The MEAT Criteria Mistake That Almost Cost Us Everything

The audit letter arrived on a Tuesday. Twenty-three million dollars in questioned charges. The reason? We’d been teaching MEAT criteria coding completely wrong for three years.

We thought we needed all four elements: Monitor, Evaluate, Assess, AND Treat. So did our coders. So did our auditors. CMS only requires one. We’d been rejecting perfectly valid HCCs because they only showed three elements. Sometimes only two. Twenty-three million dollars of rejected accuracy.

The AND contra OR Disaster

Every training document said the same thing: “Document MEAT criteria.” Nobody specified whether that meant all four or any combination. We assumed all four because that seemed safest.

Williams monitored diabetes with quarterly labs. She evaluated the results. She didn’t document explicit assessment or treatment changes because the patient was stable. We rejected the HCC. CMS would have accepted it. Observing advancement alone is enough.

The cardiologist assessed CHF and treated it with medications but didn’t document observing advancement or evaluation in that specific note. Rejected. Should have been accepted. Assessment plus treatment equals valid MEAT.
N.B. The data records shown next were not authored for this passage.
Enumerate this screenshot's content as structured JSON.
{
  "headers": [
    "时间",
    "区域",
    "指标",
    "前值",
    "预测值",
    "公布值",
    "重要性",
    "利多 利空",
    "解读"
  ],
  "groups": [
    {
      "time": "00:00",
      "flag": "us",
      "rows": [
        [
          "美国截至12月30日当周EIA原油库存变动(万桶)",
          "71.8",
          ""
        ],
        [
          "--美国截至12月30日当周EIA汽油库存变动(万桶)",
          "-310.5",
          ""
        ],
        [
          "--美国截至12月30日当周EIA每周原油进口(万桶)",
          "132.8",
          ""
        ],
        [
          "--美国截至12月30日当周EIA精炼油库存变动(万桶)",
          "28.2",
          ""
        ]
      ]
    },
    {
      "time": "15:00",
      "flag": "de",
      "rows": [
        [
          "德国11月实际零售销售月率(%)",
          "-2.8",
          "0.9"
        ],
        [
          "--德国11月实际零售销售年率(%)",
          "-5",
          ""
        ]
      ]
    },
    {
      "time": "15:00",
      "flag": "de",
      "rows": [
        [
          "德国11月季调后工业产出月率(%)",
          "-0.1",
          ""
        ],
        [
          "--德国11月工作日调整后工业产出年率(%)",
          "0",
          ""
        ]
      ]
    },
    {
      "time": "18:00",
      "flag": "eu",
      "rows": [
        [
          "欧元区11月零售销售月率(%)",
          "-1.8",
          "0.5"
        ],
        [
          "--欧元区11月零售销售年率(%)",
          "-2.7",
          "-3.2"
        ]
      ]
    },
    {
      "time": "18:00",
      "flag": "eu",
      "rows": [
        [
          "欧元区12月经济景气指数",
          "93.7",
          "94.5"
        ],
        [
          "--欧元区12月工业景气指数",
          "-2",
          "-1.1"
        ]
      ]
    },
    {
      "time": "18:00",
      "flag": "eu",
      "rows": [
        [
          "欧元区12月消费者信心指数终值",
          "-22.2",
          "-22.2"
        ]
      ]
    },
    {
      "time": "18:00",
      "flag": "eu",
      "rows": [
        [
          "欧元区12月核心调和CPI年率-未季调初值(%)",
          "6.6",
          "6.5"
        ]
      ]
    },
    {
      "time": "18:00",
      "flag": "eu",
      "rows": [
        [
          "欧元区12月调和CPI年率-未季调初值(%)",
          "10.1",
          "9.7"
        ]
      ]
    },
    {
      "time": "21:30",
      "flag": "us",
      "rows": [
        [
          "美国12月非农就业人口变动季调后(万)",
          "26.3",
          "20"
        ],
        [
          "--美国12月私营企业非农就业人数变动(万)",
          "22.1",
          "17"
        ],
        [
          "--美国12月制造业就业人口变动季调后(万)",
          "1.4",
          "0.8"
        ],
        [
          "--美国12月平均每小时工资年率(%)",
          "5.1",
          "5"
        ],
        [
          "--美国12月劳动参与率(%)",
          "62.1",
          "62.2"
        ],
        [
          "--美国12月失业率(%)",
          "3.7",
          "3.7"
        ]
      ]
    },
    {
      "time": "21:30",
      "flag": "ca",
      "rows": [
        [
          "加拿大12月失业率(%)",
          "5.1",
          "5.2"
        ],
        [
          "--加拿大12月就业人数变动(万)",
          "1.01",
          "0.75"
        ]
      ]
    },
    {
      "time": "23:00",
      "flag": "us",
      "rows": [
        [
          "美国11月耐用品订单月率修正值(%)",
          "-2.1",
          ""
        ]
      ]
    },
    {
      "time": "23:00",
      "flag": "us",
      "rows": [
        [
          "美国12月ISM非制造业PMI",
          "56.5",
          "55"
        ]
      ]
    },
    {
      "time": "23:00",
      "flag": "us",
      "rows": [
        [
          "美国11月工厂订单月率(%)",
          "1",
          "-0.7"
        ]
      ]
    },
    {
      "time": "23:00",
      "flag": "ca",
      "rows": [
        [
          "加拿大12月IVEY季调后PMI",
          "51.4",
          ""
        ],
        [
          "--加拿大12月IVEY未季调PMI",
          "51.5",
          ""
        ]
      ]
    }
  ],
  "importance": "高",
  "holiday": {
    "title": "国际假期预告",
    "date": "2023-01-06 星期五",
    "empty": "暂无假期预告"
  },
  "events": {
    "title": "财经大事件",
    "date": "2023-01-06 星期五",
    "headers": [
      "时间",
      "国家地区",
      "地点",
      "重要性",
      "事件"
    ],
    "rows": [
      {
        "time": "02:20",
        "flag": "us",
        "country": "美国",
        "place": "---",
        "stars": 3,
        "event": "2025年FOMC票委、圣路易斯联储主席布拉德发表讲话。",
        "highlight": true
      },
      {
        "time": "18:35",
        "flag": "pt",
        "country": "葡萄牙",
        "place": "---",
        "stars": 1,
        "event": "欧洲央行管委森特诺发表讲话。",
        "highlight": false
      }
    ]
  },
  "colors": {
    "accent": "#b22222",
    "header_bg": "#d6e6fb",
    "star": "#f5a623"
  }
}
Three years. Thousands of rejected codes. Millions in lost revenue. All because we misunderstood one word: “criteria” doesn’t mean “all criteria.”

The Over-Documentation Trap

Once we understood our mistake, we swung too far the other direction. If one MEAT element was enough, we’d document all four every time just to be safe!
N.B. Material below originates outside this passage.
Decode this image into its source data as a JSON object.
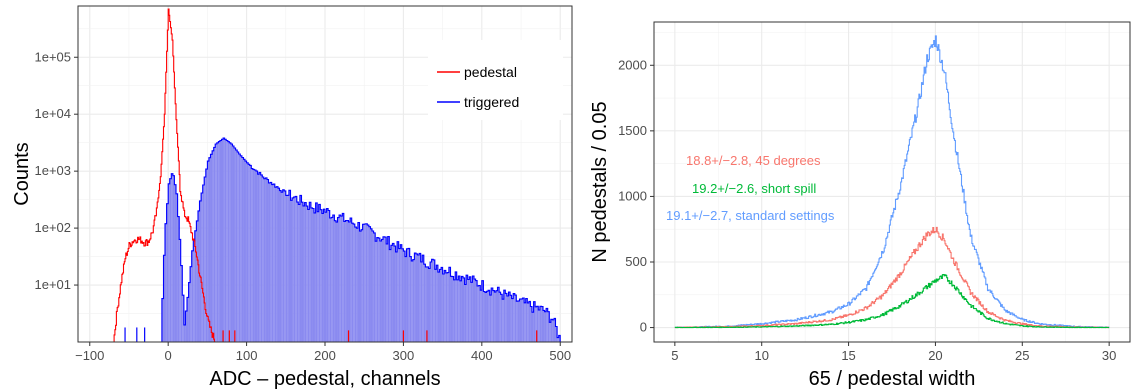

The documentation evolved into robotic: “Monitored with labs, evaluated results showing stability, assessed as controlled, treated with continued medication.” Every condition. Every visit. Sounds compliant, right?

CMS flagged it as possible archetype abuse. The identical phrasing across hundreds of encounters looked suspicious. Over-documentation can cause audits just as fast as under-documentation. We’d traded one problem for another.

Real MEAT documentation should match clinical reality. Sometimes you monitor without treating (watching early CKD). Sometimes you treat without recent observing advancement (stable conditions). Forcing all four elements when they don’t naturally exist creates fiction, not compliance.

The Observing advancement Misunderstanding

“Observing advancement” doesn’t mean what we thought. We assumed it required labs, tests, or measurable observation. It doesn’t. Asking about symptoms counts. Reviewing functional status counts. Even observing appearance counts.

“Patient appears less short of breath” is observing advancement. “Continues to manage daily activities” is observing advancement. “Reports stable symptoms” is observing advancement. We’d been rejecting these as too vague. They’re actually perfect.

The flip side: ordering tests isn’t observing advancement unless you document reviewing results. We had hundreds of instances where providers ordered labs that showed kidney disease, but never documented looking at them. The lab result exists. The order exists. But without documented critique, observing advancement didn’t happen.

The Treatment Translation

Treatment confused everyone. Does “continue current medications” count? What about “no changes needed”? Is lifestyle counseling treatment?

Here’s what we learned the hard way: any active management counts as treatment. Continuing medications is treatment. Deciding not to change therapy is treatment (that’s clinical decision-making). Counseling is treatment. Even “watchful waiting” is treatment if you document it as a intentional approach.

But “stable” isn’t treatment. “No changes” isn’t treatment without setting. “Follow up in three months” isn’t treatment. Those are status updates, not active management documentation.

The psychiatrist who writes “continue Lexapro for depression” has documented treatment. The PCP who writes “depression stable” hasn’t. Same patient, same condition, completely different MEAT validity.

Your MEAT Reality Test

Pull twenty recent HCCs your team rejected for incomplete MEAT. Critique them looking for ANY single element done properly, not all four. How many would CMS accept that you rejected?

Check your archetype language. If every condition gets the same MEAT phrases, you’re creating audit targets. Real clinical documentation varies because real clinical care varies.

Count how many times providers document ordering tests without recording officially critique. Each one is failed observing advancement. The test results sitting in your EHR don’t count if nobody documents looking at them.

Look for “soft” observing advancement you’re missing: symptom discussions, functional assessments, visual observations. These count just as much as lab values but get overlooked all the time.

Critique your treatment documentation. Are you accepting only medication changes and procedures? You’re missing counseling, therapy decisions, and deliberate non-intervention strategies that absolutely count.

The truth about MEAT criteria is simpler than we made it. One element, properly documented, is enough. But that element needs to be real clinical care, not formulaic compliance language. Document what you actually do for patients. If you’re observing advancement, assessing the value of, assessing, or treating, say so in plain language. CMS isn’t looking for all four. They’re looking for proof you’re overseeing the condition. Any proof. One piece of proof. That’s all MEAT really requires.